Hand, Foot and Mouth Disease (HFMD) is a self-limiting viral disease that mainly affects infants and children. In contrast with other HFMD causing enteroviruses, Enterovirus71 (EV71) has commonly been associated with severe clinical manifestation leading to death. Currently, due to a lack in understanding of EV71 pathogenesis, there is no antiviral therapeutics for the treatment of HFMD patients. Therefore the need to better understand the mechanism of EV71 pathogenesis is warranted. We have previously reported a human colorectal adenocarcinoma cell line (HT29) based model to study the pathogenesis of EV71. Using this system, we showed that knockdown of DGCR8, an essential cofactor for microRNAs biogenesis resulted in a reduction of EV71 replication. We also demonstrated that there are miRNAs changes during EV71 pathogenesis and EV71 utilise host miRNAs to attenuate antiviral pathways during infection. Together, data from this study provide critical information on the role of miRNAs during EV71 infection.

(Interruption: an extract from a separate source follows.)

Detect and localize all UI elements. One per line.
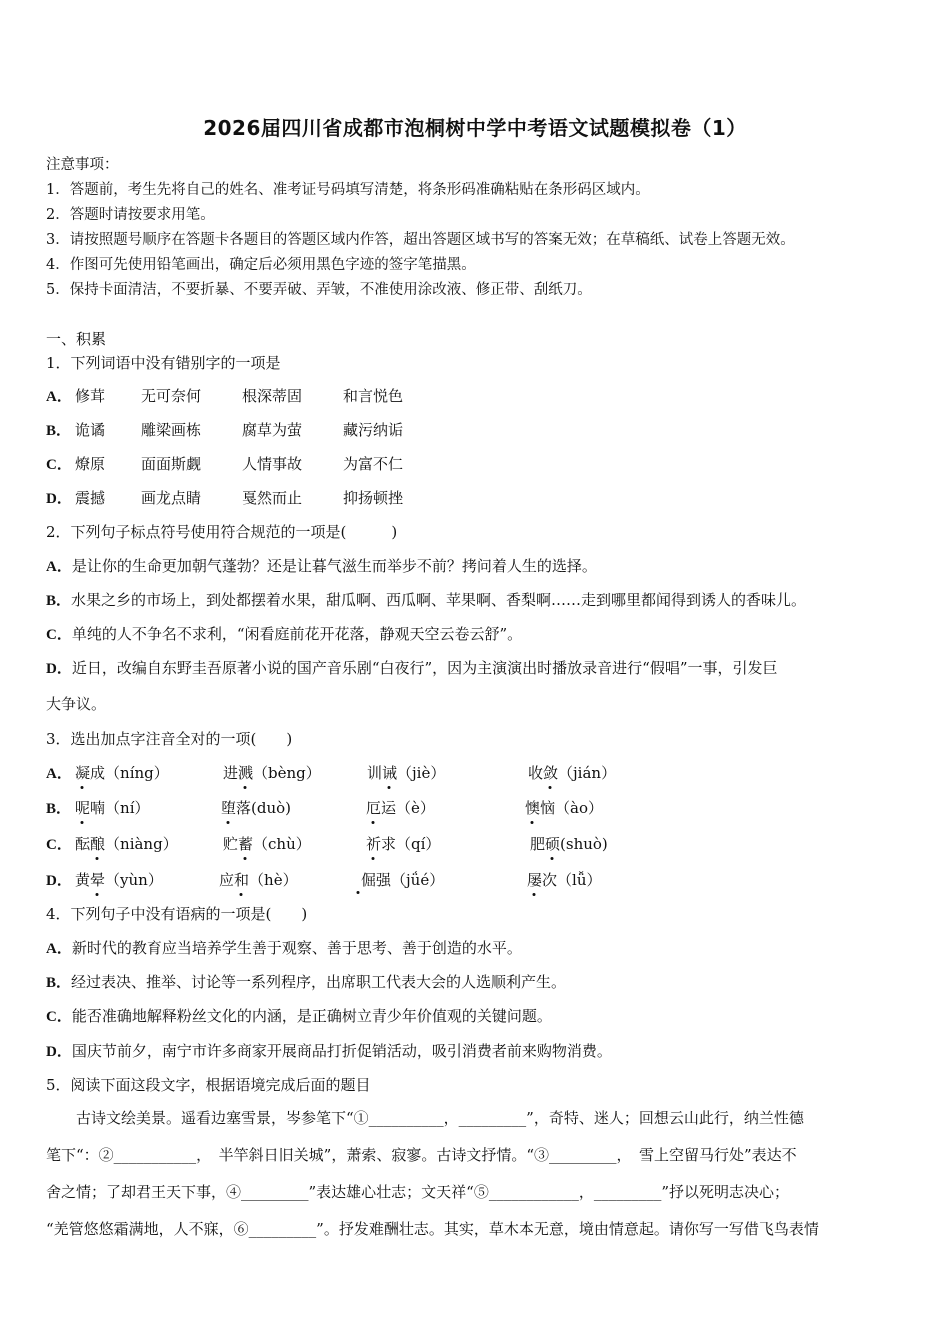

Droplet digital PCR as a useful tool for the quantitative detection of Enterovirus 71

Hand, foot and mouth disease (HFMD) is a contagious viral disease that frequently affects infants and children and present with blisters and flu-like symptoms. This disease is caused by a group of enteroviruses such as enterovirus 71 (EV71) and coxsackievirus A16 (CA16). However, unlike other HFMD causing enteroviruses, EV71 have also been shown to be associated with more severe clinical manifestation such as aseptic meningitis, brainstem and cerebellar encephalitis which may lead to cardiopulmonary failure and death. Clinically, HFMD caused by EV71 is indistinguishable from other HFMD causing enteroviruses such as CA16. Molecular diagnosis methods such as the use of real-time PCR has been used commonly for the identification of EV71. In this study, two platforms namely the real-time PCR and the droplet digital PCR were compared for the detection quantitation of known EV71 viral copy number. The results reveal accurate and consistent results between the two platforms. In summary, the droplet digital PCR was demonstrated to be a promising technology for the identification and quantitation of EV71 viral copy number.